IOG takes FID for Southern North Sea project

Independent Oil and Gas (IOG) has now completed its farm-out transaction with CalEnergy Resources (CER) and taken a Final Investment Decision (FID) on Phase 1 of its Core Project located in the Southern North Sea. The project is expected to deliver the first gas in July 2021.

IOG announced the farmout deal with CalEnergy for its Southern North Sea assets, except for the Harvey licenses, on July 26, 2019, and the completion on Monday, October 28.

The Core Project comprises 410 BCF of 2P+2C reserves and resources across six discovered UK Southern North Sea (SNS) gas fields.

Andrew Hockey, IOG CEO, commented: “I am delighted to announce that the farm-out agreement with our new partner CalEnergy Resources Limited, announced three months ago, has now closed. Alongside our successful €100m bond raise, this confirms us as fully funded for our Core Project, which is projected to deliver over £0.5bn in pre-tax cash flow net to IOG. IOG and CER, as joint venture partners, have consequently taken Phase 1 FID.”

He added: “This is the culmination of a transformative year for IOG which begins a new phase in our growth. Our focus, as ever, is on delivering shareholder value. We have established a solid platform from which to generate cash flow from our existing portfolio through effective project execution. Furthermore, we have created the opportunity to generate additional value upside by bringing incremental volumes through our infrastructure. Our Southern North Sea gas business development strategy has clear competitive advantages: we have a very strong and well-aligned partner, we have our key export pipeline in place, we are an approved license Operator, and we are fully funded to install our hub infrastructure.”

Taking FID 

IOG and CER have now taken Phase 1 FID and will shortly be submitting confirmation of full funding to the OGA in support of the Phase 1 FDP approval.

According to IOG, CER has paid the initial cash consideration of £40m to IOG under the terms of the farm-out. CER will also pay for up to £125m of IOG’s development costs, usable against 80 per cent of IOG’s 50 percent share of Core Project costs, up to caps of £60m for Phase 1 and £65m for Phase 2 respectively.

IOG will pay CER a royalty of 20.2 percent of its net revenues from the Phase 1 fields only (i.e. 10.1 percent of gross Phase 1 revenues, net of National Transmission System entry charges and applicable marketing fees), up to a cap of £91m over field life.

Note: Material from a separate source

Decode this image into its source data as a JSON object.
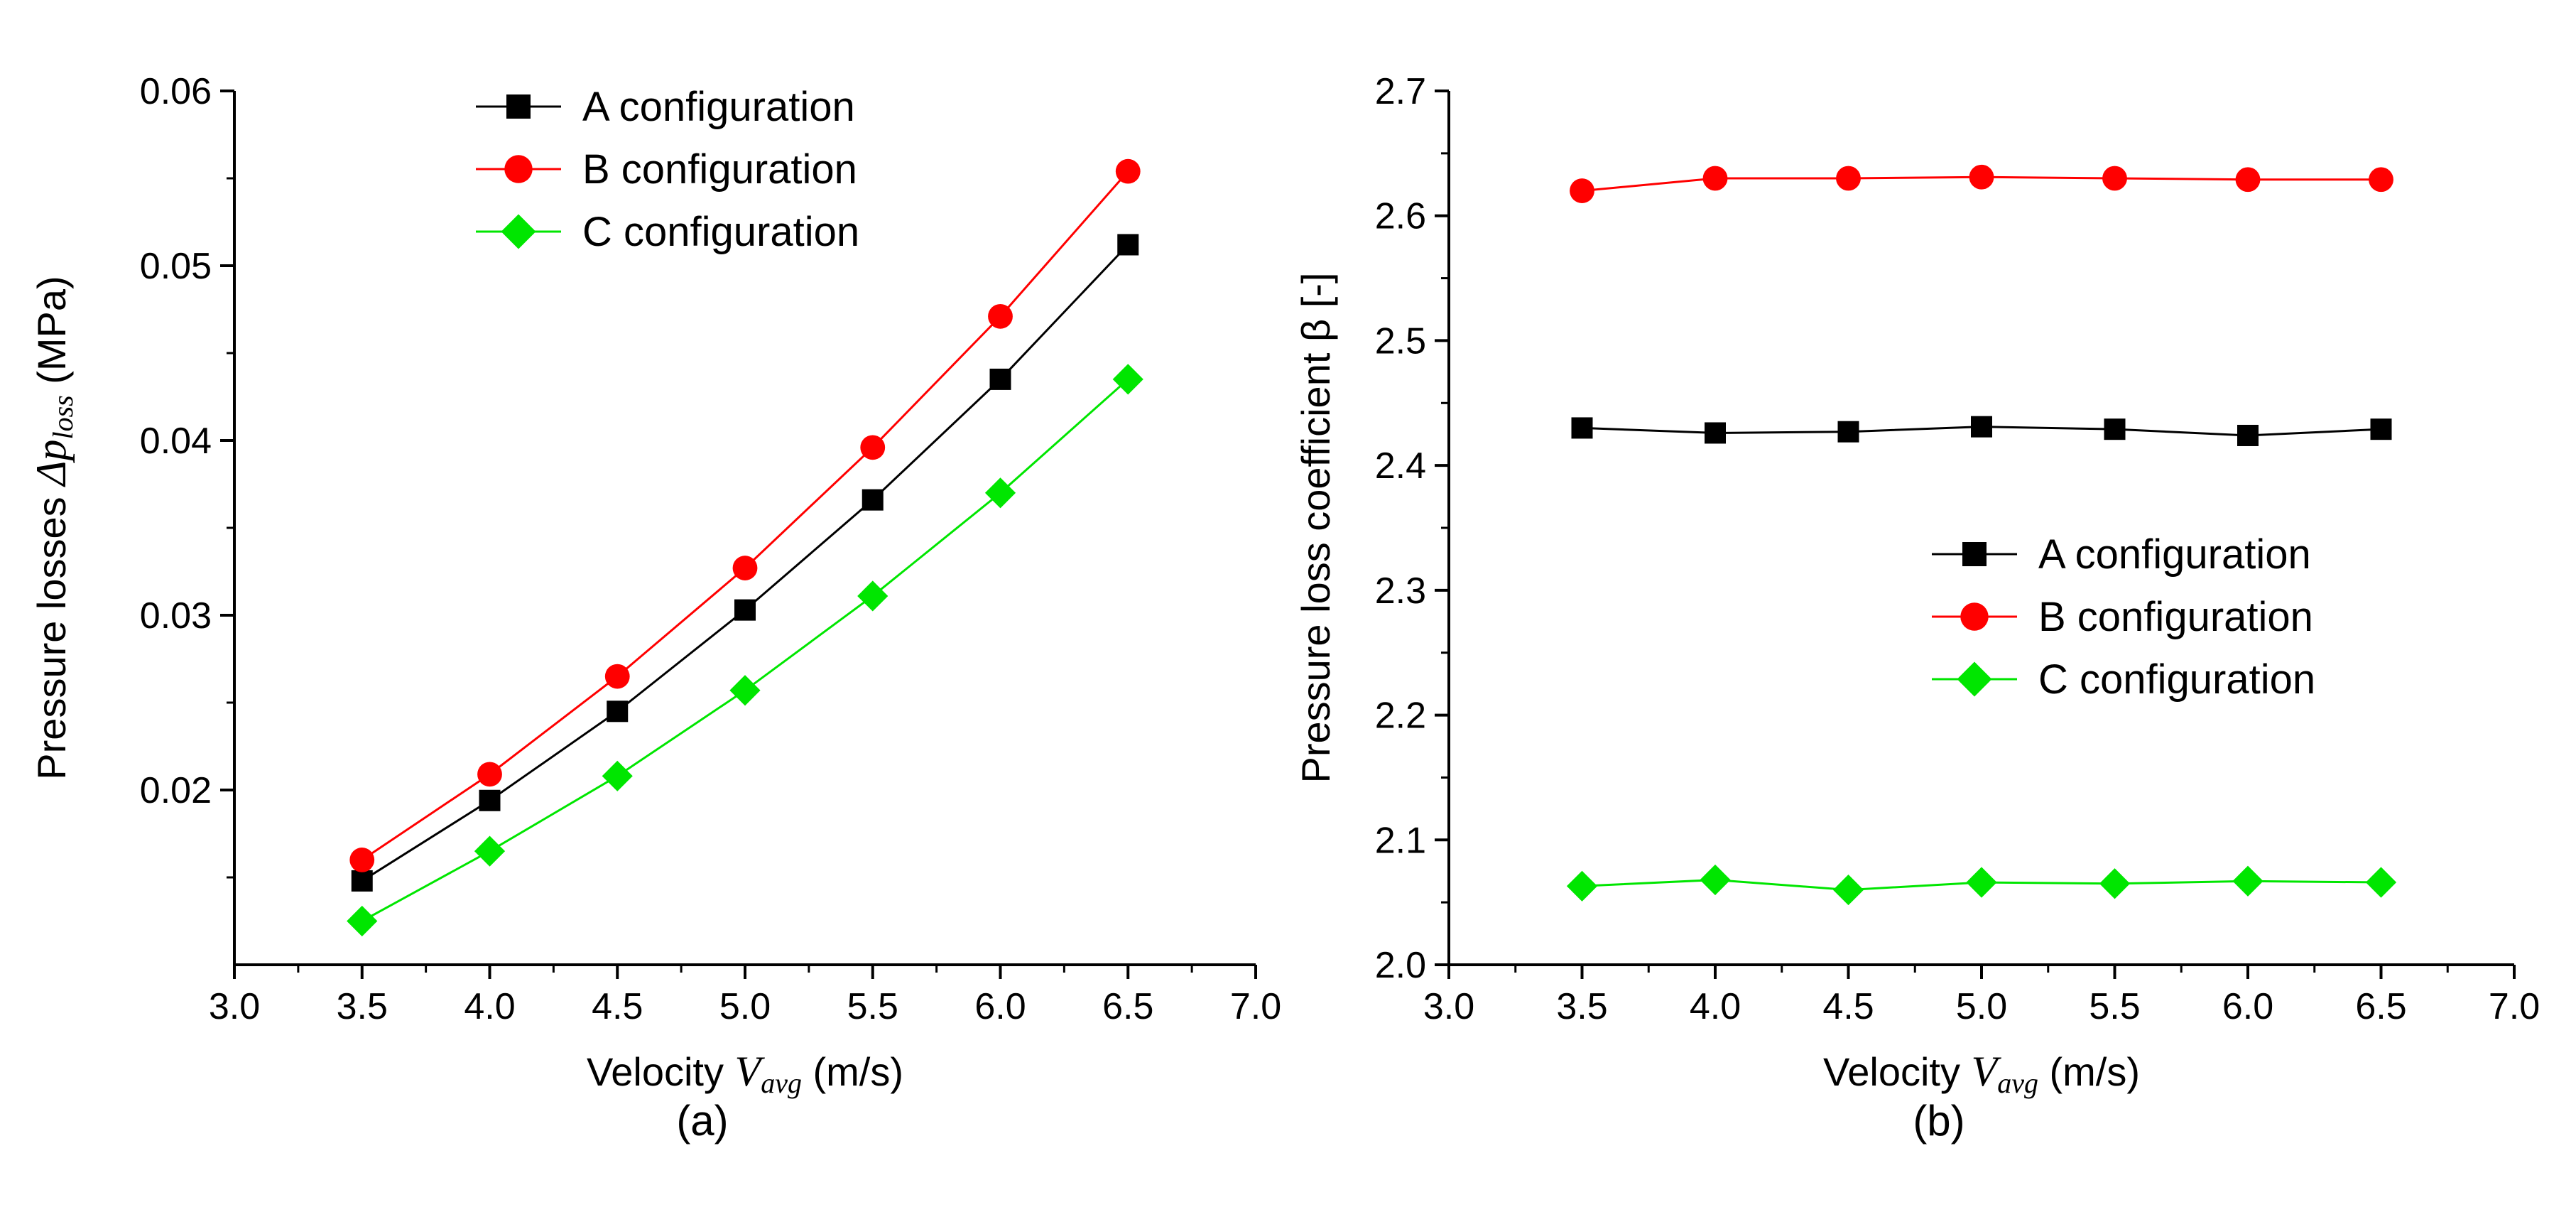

In addition, IOG will receive an effective royalty interest equating to £0.50/MCF on CER’s 50 percent share of production from certain sections of the Goddard Field after 70 BCF gross has been produced from the field up to a maximum royalty of £9.75m. IOG has retained operatorship of the Core Project.

CER has the option to acquire 50 percent of the Harvey licenses within three months of completion of the Harvey appraisal well 48/24b-6. IOG continues to progress analysis of the well results in order to obtain updated resource estimates and enable CER to make an informed decision within the agreed timeframe.

IOG and CER have also signed an AMI to allow for future co-operation in further SNS business development activities on a 50:50 basis, with a view to leveraging the competitive advantage provided by the Core Project’s infrastructure. The partners are working together with the intention to submit a joint application for a number of blocks in the current UK Offshore 32nd Round.

LOG debt facilities

Alongside the farm-out completion process, IOG has also completed the LOG debt facilities.

First, all £17.1m of non-convertible debt facilities and associated accrued interest have been repaid in full to LOG at completion.

Second, LOG has converted in full the remaining £10.9m of its 2016 convertible loan at its conversion price of 8p into 135,464,155 new ordinary shares. As such, no amount remains outstanding under this loan.

The company has applied to the London Stock Exchange for admission of 135,464,155 new ordinary shares to trading on AIM. Admission is expected to occur on October 29, 2019. Following admission, there will be 476,796,905 ordinary shares in issue with one voting right per ordinary share.

Upon admission, LOG’s total shareholding will be 143,011,359 ordinary shares representing approximately 29.99% of the company’s issued share capital, which will be subject to orderly market restrictions for a period of 12 months.

Third, the full £11.6m of principal and accrued interest under LOG’s 2018 19p convertible loan has been restructured into the loan note instrument. This consists of long-term, unsecured, non-interest bearing loan notes convertible at 19p into 60,872,631 ordinary shares. The loan note instrument has a maturity date of September 23, 2024.

This repayment, restructuring and conversion of LOG debt has removed all previous security arrangements over IOG assets, in order for the €100m bond to hold effective security over IOG’s post-Farm-out portfolio. LOG’s existing warrants also remain in place, with no change to the current position.